The Puppy and Derby stakes are for young dogs and judge promise rather than polish — no steadiness is required, though a placed dog must have indicated or pointed game. The Gun Dog stake asks for a finished performance at a range suitable for a handler on foot, checking in regularly and never ranging out of sight for long. The All-Age stake rewards the opposite temperament: a wide, forward-driving, independent dog that hunts the country on its own judgment and rarely looks back to the handler. There are also Limited versions of each, restricted to dogs that have already placed.
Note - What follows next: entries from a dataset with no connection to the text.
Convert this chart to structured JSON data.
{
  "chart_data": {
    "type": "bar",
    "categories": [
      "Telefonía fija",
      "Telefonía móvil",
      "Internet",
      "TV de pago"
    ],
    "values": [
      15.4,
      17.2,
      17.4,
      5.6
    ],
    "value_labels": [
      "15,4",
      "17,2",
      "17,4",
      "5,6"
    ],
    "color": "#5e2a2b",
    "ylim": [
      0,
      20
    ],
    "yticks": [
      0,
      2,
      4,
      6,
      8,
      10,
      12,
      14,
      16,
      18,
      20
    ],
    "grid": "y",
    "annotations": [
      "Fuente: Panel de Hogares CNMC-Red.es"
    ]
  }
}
All-Age competition favors the fastest, widest-ranging dogs — the classic Pointer and English Setter type, often run from horseback across big country. A Griffon’s close-working, cooperative, foot-hunter style is at a real disadvantage there. The Gun Dog stake, judged at handler-on-foot range, is a far better match. If your goal is competitive trialing in a Griffon’s natural style, NSTRA is usually the better road than open AKC All-Age.
Field Champion (FC) and Amateur Field Champion (AFC)
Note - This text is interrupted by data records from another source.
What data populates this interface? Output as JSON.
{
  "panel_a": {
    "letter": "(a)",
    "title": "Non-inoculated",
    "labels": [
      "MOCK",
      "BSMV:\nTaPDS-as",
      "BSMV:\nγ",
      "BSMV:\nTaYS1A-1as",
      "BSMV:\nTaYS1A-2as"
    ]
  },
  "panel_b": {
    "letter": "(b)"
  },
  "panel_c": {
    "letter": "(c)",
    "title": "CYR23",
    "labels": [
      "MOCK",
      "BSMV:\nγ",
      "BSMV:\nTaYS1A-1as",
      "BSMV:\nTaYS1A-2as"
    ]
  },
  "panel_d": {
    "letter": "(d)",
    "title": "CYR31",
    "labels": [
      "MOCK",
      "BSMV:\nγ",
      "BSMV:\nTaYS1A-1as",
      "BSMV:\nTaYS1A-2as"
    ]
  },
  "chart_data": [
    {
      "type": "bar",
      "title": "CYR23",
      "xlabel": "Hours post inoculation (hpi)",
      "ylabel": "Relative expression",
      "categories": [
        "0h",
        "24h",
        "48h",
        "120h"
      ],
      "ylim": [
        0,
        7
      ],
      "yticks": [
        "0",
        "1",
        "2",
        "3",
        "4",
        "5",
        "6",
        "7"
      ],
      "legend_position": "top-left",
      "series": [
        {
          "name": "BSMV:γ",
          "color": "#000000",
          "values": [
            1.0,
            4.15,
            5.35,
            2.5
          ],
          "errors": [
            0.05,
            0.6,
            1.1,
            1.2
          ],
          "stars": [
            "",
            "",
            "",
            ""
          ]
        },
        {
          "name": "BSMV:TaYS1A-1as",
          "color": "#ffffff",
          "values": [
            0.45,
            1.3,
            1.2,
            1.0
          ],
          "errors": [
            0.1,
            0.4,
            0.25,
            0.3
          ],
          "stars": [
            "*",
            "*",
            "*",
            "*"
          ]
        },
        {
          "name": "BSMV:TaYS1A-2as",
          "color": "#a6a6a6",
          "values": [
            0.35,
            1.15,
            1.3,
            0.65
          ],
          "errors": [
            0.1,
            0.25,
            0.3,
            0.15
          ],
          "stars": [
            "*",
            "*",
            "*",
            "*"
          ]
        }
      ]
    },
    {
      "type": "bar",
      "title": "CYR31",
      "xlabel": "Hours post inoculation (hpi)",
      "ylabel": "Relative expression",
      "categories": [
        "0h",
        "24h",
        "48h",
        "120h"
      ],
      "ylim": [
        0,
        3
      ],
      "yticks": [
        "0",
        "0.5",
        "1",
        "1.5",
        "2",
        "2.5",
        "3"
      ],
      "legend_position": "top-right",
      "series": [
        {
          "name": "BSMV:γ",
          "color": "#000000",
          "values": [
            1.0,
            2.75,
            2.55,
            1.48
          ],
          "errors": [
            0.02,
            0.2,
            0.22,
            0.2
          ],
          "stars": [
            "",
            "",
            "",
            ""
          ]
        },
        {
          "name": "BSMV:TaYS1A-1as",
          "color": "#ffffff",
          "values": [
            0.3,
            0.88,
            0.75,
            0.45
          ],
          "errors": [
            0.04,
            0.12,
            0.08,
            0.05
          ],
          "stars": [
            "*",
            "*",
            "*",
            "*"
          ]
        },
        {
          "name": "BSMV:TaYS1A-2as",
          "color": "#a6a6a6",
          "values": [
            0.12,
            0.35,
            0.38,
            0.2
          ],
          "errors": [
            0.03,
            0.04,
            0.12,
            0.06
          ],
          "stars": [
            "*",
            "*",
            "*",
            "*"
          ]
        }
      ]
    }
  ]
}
The titles at the top of this ladder are Field Champion (FC) and Amateur Field Champion (AFC). Earning an FC takes 10 championship points accumulated at a minimum of three licensed or member field trials, with structural requirements baked in: at least 3 of those points must come from a single win in an Open adult stake (Open All-Age, Open Gun Dog, or their Limited versions), no more than 2 points may come from Puppy and Derby stakes combined, and no more than 4 of the 10 may come from first place in Amateur stakes.
Championship points by number of starters (first place, Open stakes)
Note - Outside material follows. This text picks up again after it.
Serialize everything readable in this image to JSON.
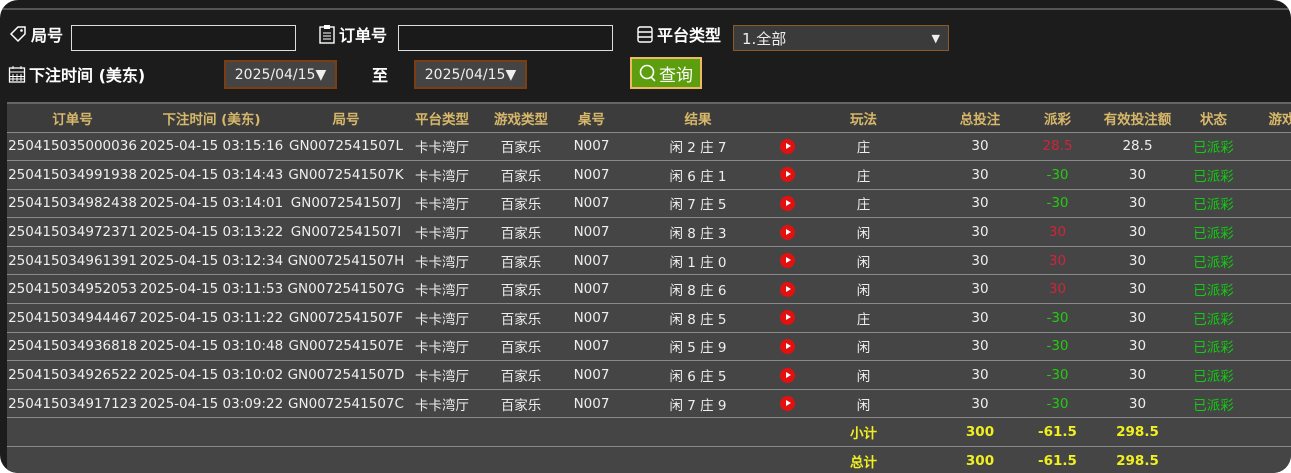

| Starters in the stake | Points for 1st place |
|---|---|
| 4–7 | 1 |
| 8–12 | 2 |
| 13–17 | 3 |
| 18–24 | 4 |
| 25 or more | 5 |
Source: AKC Pointing Breed Field Trials regulations.
The AFC carries the same 10-point requirement but is earned entirely in Amateur stakes, under the amateur restrictions. Because points scale with the field, a win at a big, well-attended trial is worth far more than a win where only a handful of dogs showed up — the heart of what makes a trial a competition rather than a test.
A hunt-test leg you can earn alone, against a standard. A field-trial point you can only earn by beating the dogs who showed up — which is why the entry list matters as much as your dog.
The Honest Verdict for Griffon Owners
AKC field trials are a legitimate, historic sport, and the AWPGA does recognize AKC Field Championship titles in its awards program. But for most Wirehaired Pointing Griffons, the Gun Dog stake is the realistic ceiling, and open All-Age trialing fights the breed’s nature. If you want to test your dog competitively in a format built around its strengths, look hard at NSTRA and the UKC pointing program — and remember that for measuring a Griffon’s full versatility, NAVHDA remains the gold standard.